ON UNCERTAINTY, PROBABILITY, AND THE SOCRATIC METHOD (July 24, 1982)

Vyshinsky: Accused Bukharin, is it a fact or not that a group of your confederates in the North Caucasus was connected with Whiteguard émigré Cossack circles abroad? Is that a fact or not? Rykov says it is…

Bukharin: If Rykov say it is, I have no grounds for not believing him…

Vyshinsky: Answer me “No.”

Bukharin: I cannot say “No,” and I cannot deny that it did take place.

Vyshinsky: So the answer is neither “Yes” nor “No”?…

Bukharin: From the point of view of mathematical probability it can be said, with very great probability, that it is a fact. […]

Vyshinsky: I ask you, did you endorse them or not?

Bukharin: I repeat, Citizen Procurator: since I did not disavow them, I consequently endorsed them.

Vyshinsky: Consequently, you endorsed them?

Bukharin: If I did not disavow them, consequently I endorsed them.
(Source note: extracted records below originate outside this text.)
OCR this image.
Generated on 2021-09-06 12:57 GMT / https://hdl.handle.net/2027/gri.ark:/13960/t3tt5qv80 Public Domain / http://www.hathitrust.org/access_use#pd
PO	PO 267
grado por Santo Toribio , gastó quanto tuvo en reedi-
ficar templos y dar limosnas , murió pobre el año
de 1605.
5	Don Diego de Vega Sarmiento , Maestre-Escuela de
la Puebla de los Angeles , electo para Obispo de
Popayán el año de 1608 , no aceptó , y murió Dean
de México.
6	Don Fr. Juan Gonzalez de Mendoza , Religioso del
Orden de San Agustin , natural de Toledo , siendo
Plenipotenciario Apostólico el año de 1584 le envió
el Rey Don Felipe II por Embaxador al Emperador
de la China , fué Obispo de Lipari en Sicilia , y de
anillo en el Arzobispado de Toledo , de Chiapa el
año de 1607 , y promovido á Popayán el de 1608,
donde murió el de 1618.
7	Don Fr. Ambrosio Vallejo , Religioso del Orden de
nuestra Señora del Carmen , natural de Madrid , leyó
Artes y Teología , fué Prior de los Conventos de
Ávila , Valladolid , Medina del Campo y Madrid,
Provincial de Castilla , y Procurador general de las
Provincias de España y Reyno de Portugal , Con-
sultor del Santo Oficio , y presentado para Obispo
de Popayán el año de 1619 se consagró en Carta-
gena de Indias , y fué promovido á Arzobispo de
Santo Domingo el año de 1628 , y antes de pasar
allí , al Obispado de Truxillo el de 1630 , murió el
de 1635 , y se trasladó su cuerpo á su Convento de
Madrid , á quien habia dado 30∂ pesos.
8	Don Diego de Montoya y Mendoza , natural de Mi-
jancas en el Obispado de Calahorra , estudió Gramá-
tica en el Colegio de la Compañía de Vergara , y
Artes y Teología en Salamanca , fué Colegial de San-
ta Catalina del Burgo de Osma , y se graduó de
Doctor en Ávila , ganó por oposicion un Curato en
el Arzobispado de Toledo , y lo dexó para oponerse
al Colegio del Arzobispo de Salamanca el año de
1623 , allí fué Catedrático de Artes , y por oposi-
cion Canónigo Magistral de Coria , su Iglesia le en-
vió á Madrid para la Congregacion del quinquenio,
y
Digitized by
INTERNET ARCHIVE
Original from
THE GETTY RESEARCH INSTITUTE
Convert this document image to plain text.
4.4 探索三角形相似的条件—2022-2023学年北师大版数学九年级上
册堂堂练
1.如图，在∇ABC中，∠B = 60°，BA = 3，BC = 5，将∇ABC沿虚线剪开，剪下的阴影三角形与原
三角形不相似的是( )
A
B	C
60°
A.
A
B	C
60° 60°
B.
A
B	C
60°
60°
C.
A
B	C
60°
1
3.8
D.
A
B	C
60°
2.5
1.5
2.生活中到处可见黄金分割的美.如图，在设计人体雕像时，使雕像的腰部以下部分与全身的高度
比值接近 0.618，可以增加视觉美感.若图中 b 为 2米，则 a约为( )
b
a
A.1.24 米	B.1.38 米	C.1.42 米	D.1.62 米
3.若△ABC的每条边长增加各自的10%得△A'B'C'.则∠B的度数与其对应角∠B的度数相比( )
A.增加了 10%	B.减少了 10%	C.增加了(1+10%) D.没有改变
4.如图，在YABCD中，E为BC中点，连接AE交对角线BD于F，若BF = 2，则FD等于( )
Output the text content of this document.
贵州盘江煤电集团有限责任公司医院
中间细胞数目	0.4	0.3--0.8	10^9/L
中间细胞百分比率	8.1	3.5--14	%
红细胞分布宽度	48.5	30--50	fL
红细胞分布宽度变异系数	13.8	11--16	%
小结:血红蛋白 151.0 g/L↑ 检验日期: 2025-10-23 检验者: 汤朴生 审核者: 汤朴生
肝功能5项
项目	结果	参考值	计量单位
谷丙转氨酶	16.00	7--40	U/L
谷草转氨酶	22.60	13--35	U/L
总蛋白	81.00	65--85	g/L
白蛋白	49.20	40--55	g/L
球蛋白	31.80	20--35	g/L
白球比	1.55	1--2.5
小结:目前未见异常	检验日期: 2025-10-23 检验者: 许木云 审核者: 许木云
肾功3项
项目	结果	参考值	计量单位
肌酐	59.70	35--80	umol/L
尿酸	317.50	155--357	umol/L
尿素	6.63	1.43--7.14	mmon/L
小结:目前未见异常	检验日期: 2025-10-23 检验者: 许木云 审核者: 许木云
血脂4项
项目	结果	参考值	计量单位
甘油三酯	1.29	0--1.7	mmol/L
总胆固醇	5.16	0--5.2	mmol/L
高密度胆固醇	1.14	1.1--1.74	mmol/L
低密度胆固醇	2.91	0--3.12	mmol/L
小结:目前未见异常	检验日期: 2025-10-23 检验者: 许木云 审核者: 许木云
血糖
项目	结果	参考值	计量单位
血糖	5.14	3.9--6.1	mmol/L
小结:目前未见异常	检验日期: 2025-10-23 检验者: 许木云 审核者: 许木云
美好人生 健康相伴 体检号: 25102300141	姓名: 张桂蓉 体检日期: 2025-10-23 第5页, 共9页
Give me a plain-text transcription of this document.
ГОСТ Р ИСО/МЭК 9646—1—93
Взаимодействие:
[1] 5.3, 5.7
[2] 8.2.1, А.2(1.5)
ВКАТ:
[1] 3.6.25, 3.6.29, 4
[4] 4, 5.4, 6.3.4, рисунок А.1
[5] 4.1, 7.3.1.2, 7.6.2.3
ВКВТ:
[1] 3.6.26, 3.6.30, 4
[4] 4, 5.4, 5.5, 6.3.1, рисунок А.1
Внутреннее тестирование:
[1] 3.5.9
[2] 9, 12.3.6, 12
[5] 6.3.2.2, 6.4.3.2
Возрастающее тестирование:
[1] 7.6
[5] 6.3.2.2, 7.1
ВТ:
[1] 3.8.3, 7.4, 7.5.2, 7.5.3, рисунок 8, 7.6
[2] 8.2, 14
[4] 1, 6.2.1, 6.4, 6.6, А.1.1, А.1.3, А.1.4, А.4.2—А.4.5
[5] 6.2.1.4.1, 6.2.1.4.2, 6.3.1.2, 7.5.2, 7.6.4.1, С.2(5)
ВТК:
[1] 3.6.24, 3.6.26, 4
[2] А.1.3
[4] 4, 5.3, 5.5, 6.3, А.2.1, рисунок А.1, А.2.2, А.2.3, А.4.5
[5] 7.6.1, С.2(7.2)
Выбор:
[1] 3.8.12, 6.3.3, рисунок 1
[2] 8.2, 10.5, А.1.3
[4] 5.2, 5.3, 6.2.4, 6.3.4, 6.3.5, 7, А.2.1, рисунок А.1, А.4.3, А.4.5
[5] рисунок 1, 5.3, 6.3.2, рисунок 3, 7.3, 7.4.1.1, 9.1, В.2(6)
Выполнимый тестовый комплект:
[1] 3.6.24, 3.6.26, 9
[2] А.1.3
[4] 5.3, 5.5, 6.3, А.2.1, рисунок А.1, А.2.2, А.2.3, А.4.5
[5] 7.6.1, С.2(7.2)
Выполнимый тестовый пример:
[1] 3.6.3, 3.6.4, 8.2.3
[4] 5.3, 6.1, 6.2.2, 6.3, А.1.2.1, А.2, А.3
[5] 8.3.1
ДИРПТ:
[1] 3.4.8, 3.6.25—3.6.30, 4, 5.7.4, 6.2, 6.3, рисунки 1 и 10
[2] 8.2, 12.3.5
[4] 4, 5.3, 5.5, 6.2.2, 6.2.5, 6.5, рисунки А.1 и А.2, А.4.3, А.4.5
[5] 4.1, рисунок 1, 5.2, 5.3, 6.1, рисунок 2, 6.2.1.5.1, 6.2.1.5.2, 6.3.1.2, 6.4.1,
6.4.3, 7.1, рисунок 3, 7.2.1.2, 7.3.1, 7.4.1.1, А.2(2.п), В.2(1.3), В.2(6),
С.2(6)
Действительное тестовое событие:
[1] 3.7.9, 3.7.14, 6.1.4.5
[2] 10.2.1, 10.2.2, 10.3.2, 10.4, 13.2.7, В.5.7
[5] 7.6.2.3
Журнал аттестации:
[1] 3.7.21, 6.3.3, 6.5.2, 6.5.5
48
Vyshinsky: That is what I am asking you. That is to say you endorsed them?

Bukharin: So then “consequently” is the same as “that is to say”?

Vyshinsky: What do you mean, “that is to say”?

Bukharin: That is to say, I endorsed them.

From Maurice Merleau Ponty’s Humanism and Terror, Boston: Beacon Press, 1969, p. 53 and p. 59.